We observed an interesting trend in the expression pattern of the first repeat in the CRISPR array. The 5′ end of the leader RNA, ldrRNA, as we propose to name it, contains 20 nucleotides of the promoter-like leader sequence (Figs 4, S3). The length of the leader transcribed in the ldrRNA is the same length of spacer sequence transcribed in the downstream crRNAs and the length of the repeat transcribed in the ldrRNA is also the same length of repeat transcribed in crRNAs. This RNA was first seen in S. thermophilus by Wei et al.28, but this finding has not been investigated in other organisms.

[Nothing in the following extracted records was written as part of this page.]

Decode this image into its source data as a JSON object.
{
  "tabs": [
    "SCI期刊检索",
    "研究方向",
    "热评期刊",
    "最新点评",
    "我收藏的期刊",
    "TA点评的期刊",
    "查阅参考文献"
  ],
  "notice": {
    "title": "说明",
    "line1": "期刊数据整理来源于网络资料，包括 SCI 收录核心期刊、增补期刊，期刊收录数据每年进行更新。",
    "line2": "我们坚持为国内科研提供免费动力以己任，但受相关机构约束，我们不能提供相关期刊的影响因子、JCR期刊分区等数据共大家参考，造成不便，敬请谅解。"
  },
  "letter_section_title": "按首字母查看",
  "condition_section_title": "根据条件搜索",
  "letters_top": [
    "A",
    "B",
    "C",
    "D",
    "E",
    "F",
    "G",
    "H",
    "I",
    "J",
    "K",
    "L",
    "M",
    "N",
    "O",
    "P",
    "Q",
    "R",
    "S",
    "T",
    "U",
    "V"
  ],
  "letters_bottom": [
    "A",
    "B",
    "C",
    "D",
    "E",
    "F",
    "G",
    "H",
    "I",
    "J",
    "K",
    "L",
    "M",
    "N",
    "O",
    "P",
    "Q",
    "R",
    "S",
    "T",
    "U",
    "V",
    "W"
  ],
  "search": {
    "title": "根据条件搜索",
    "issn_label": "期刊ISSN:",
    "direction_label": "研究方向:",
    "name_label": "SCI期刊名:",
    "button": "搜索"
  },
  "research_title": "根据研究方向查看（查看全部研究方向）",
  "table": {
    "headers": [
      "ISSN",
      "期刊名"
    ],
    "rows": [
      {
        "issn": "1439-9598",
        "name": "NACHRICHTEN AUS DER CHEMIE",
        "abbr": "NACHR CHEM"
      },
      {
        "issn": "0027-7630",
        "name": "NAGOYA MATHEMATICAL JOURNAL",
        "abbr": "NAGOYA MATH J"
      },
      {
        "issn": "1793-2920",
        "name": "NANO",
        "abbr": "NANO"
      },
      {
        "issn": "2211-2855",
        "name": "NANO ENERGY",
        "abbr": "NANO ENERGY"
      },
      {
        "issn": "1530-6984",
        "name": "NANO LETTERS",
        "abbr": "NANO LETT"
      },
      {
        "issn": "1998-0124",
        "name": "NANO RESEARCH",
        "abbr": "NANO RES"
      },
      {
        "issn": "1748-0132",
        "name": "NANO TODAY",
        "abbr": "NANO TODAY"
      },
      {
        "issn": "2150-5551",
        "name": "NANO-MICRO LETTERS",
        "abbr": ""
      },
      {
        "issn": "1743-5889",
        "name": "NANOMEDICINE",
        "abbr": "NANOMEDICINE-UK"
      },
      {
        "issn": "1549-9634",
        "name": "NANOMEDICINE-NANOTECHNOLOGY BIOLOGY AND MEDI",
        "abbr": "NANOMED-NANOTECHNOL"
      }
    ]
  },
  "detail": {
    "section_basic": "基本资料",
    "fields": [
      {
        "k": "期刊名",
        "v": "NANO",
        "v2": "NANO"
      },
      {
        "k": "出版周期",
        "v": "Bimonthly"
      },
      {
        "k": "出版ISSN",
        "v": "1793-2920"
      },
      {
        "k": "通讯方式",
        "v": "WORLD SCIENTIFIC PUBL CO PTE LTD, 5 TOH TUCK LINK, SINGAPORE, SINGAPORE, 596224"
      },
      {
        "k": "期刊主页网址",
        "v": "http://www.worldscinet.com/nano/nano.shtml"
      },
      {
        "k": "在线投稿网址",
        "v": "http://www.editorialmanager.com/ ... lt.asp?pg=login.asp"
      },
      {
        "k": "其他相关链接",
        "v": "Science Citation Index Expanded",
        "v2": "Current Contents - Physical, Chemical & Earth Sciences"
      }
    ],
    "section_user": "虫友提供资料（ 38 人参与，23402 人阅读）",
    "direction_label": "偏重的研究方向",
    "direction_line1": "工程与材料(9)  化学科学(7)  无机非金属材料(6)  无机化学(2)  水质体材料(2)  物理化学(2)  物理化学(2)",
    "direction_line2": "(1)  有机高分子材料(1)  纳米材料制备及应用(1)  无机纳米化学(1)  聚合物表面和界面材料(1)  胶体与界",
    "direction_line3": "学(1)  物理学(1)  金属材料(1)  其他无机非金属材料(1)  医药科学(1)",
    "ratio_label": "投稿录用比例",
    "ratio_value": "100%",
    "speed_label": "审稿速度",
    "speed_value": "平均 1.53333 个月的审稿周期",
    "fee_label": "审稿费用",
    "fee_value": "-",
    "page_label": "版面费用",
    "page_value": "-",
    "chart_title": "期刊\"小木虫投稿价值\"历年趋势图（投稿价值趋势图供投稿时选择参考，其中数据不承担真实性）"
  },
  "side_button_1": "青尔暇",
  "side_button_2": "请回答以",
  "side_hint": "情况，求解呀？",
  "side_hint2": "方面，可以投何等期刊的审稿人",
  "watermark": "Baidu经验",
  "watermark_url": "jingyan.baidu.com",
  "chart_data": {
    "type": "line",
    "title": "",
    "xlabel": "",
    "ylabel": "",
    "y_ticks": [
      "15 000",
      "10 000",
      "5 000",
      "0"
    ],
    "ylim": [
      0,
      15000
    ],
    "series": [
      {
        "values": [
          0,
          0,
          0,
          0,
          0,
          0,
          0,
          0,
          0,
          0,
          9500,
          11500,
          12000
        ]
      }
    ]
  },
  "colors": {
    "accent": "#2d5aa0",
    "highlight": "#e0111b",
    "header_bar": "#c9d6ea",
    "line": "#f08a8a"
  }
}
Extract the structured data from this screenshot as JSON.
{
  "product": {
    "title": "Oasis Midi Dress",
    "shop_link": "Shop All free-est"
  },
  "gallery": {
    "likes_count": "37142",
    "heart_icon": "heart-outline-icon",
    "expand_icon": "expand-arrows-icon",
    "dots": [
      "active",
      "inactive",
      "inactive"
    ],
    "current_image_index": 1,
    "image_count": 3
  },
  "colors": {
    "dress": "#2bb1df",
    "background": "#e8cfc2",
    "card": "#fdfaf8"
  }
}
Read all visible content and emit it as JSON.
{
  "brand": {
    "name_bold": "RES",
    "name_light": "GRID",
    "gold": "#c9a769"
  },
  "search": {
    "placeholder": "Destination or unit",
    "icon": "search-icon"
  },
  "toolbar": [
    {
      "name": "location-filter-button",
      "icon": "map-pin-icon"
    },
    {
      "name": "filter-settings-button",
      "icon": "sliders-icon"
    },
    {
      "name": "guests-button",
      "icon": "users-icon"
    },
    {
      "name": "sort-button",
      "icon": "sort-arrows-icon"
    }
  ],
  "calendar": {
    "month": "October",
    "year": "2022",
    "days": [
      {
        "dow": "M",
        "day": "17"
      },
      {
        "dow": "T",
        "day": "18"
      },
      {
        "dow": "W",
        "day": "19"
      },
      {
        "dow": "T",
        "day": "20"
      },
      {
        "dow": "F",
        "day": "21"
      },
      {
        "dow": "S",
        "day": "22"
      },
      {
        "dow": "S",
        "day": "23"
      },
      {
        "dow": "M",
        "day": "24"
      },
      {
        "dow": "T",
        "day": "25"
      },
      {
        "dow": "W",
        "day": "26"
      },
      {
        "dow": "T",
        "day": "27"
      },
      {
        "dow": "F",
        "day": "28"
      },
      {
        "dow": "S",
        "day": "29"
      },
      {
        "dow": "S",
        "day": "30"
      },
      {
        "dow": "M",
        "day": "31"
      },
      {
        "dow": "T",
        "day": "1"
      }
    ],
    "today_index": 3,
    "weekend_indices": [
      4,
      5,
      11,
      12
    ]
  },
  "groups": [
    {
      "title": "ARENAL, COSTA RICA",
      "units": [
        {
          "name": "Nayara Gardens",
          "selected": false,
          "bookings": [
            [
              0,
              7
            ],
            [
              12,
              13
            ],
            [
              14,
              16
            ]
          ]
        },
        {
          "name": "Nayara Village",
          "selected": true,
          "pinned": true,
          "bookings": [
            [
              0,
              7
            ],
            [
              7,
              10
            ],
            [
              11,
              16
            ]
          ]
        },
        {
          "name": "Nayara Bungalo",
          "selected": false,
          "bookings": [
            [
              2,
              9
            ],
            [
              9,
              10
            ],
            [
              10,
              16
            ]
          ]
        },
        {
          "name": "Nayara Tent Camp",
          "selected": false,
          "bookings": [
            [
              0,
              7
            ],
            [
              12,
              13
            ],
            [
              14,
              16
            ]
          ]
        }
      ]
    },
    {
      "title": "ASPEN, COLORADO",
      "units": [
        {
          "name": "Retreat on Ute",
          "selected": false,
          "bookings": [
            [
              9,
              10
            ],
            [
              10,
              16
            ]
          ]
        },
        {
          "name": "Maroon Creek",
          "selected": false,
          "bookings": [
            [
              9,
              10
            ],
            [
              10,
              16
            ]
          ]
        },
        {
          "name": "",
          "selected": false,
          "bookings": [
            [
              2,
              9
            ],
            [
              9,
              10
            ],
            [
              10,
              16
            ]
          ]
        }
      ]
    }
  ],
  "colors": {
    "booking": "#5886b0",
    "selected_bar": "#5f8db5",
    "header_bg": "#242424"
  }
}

The tracrRNAs were predicted in silico according to Briner et al.12, looking for the 5 modules found in the tracrRNA: upper stem, bulge, lower stem, nexus and ending with one to three terminal hairpins; one of which being a GC-rich transcription terminating hairpin (Fig. 4). The expression boundaries of the tracrRNAs are clearly defined, further demonstrating the expression stage of CRISPR-Cas immunity is active. We found that our predictions for the tracrRNAs were often too conservative and the transcription terminating hairpins are often not a part of the final tracrRNAs (Figs 4, S4). As a consequence, in lactobacilli, there is most often only a single terminal hairpin, though two or three were typically predicted (Figs 5, S4, S5). The RNaseIII processing sites are best determined via boundary mapping, as they are often unpredictable38,39. All but two of the tracrRNAs we looked at contained the bulged stem loop nexus typical of and unique to lactobacilli. Among the tracrRNAs investigated here, five groups are completely unique and likely orthogonal to other systems known to date based on the predicted structures of the sgRNAs, the Cas9 sequences, and their predicted PAM targets.

Figure 5
figure 5

crRNA:tracrRNA duplexes. (A) The consensus structure of each crRNA:tracrRNA duplex is displayed in Panel A. Together, the crRNA:tracrRNA duplex forms the lower stem (green), bulge (yellow), and upper stem (dark grey) modules. The crRNA contains the spacer (black) module, and the tracrRNA contains the nexus (blue) and terminal hairpins (red). (BF) The duplex for each organism is displayed with the RNase III processing sites (black rectangles) as determined by the transcriptional boundaries. Secondary processing sites when applicable are shown by grey arrows.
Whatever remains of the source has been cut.